Isn’t this a bailout?
In short, no. Banks are not being given unlimited free money without payback requirements. The details are very clear:
A bank can only get a loan that is no greater than the total size of its eligible assets.
A bank can only get a loan for a term of up to 1 year. It’s not unlimited 0% money with no payback, like QE has been for over a decade.
The bank must pay an interest rate on the loan that is the one-year, overnight Fed funds rate plus 10 basis points (0.1%), a rate that has been ever increasing since the fed started raising a year ago.
This creates an extremely focused scope that banks aren’t going to leverage unless they absolutely must. Using today's rates, a bank would be costing themselves upwards of 8% in interest costs to use these loans. It is truly a tool of last resort that no bank is going to leverage unless it’s all that is left for the bank to stay afloat.
Edit: This has turned out to be incorrect. After much research and listening to people far smarter then I, this program still isn’t a bailout, but the terms are actually better then the Discount Window, costing them only the interest calculation above, and no collateral haircut (a collateral haircut is where the fed says the collateral you are posting is only worth 80%, so to get $100b in the discount window you have to put up $120b in collateral). So I expect a significant number of banks to leverage this program. But I still maintain that this is not a bailout, due to the terms mentioned above.
So what does this mean for the regular guy?
I’m going to couch this with this is my opinion and not investment advice.
I see the regional banks being extremely strong coming out of this. What Powell and the Fed has done is to strengthen regional banks in such a way, that should the Fed Backstop become a permanent program, and a bank keeps a marginal amount of its invested capital in the basket of eligible assets, treasuries, traditional mortgages, and other loans that have typically been in the purview of regional banks, there should be a near zero risk of those banks ever experiencing a bank run again.
There is a lot of Fear, Uncertainty, and Doubt (FUD) being spread around right now on the socials. Things like this is the nationalization of the banks, this is the last step before the consolidation of the banks into 5 massive banks. Please don’t listen to these. On Monday the Fed and the large banks had the regional banks right where they would have needed them if they wanted to take them over. If the Fed hadn’t lifted a finger on Sunday and let Monday go on with no backstop, we would have seen bank runs at all 10 of the regional banks, and the worst crisis in American banking since 1929. And the discussion today would be about which major banks are going to pick up the ruins from the regional banks.

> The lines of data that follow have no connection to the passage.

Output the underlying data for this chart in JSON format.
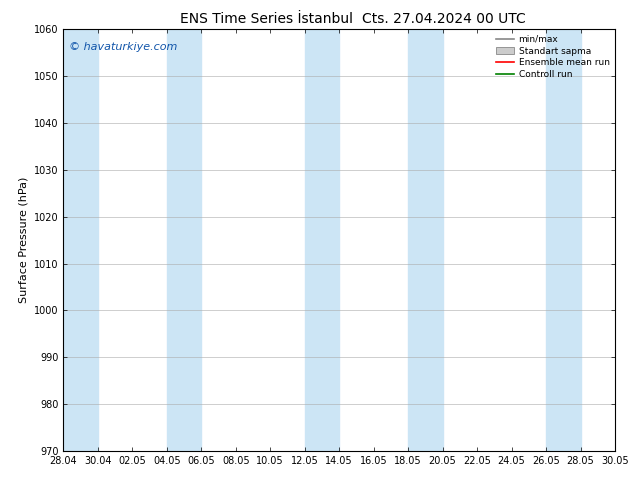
{
  "title": "ENS Time Series İstanbul",
  "title2": "Cts. 27.04.2024 00 UTC",
  "ylabel": "Surface Pressure (hPa)",
  "ylim": [
    970,
    1060
  ],
  "yticks": [
    970,
    980,
    990,
    1000,
    1010,
    1020,
    1030,
    1040,
    1050,
    1060
  ],
  "xtick_labels": [
    "28.04",
    "30.04",
    "02.05",
    "04.05",
    "06.05",
    "08.05",
    "10.05",
    "12.05",
    "14.05",
    "16.05",
    "18.05",
    "20.05",
    "22.05",
    "24.05",
    "26.05",
    "28.05",
    "30.05"
  ],
  "watermark": "© havaturkiye.com",
  "legend_entries": [
    "min/max",
    "Standart sapma",
    "Ensemble mean run",
    "Controll run"
  ],
  "shaded_band_color": "#cce5f5",
  "background_color": "#ffffff",
  "shaded_indices": [
    0,
    3,
    7,
    10,
    14
  ],
  "line_color_ensemble": "#ff0000",
  "line_color_control": "#008000",
  "title_fontsize": 10,
  "label_fontsize": 8,
  "tick_fontsize": 7,
  "watermark_fontsize": 8
}
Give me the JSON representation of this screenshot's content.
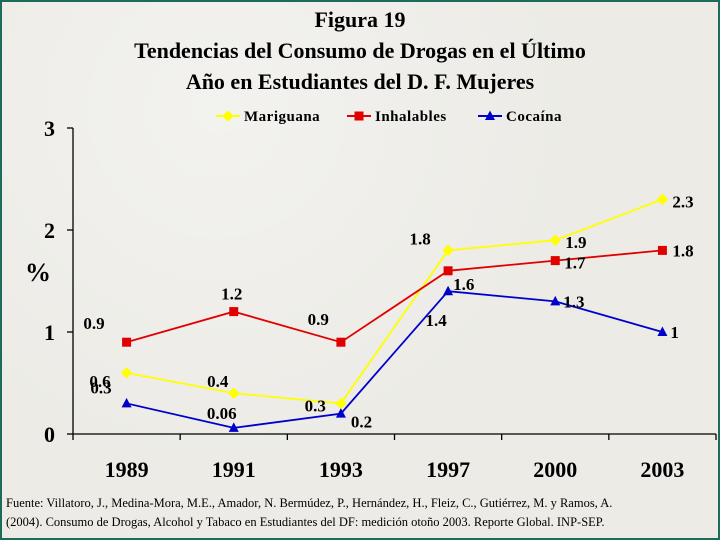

In summary, I think what we have seen in the actions of the Fed has been to protect and grow regional banks to return America to the more traditional banking of the 50’s and 60’s. A place where a regional bank is no longer worried about international politics or having to manage currency carry trades in India. A place where a regional bank works to fund Tom’s local machine shop to buy a new piece of equipment, or helps Jim with an operational loan to get his farm seeded for this year's harvest, and is a place where you can get a car or home loan, and have it serviced by your bank for the entire length of the loan. A place where you can invest your money, have it grow at slightly less than inflation, but never again be worried if you were going to wake up in the morning to your money being inaccessible. And if this pie in the sky view seems crazy, well then Jerome Powell, leading the Fed, just might be a patriot trying to return America to a place it used to be, not the place it’s become.
1.) https://www.federalreserve.gov/newsevents/pressreleases/monetary20230312a.htm
Edit to reflect that the FDIC was started with a $2500 per depositor amount, and that it has increased to $250,000 over the intervening years.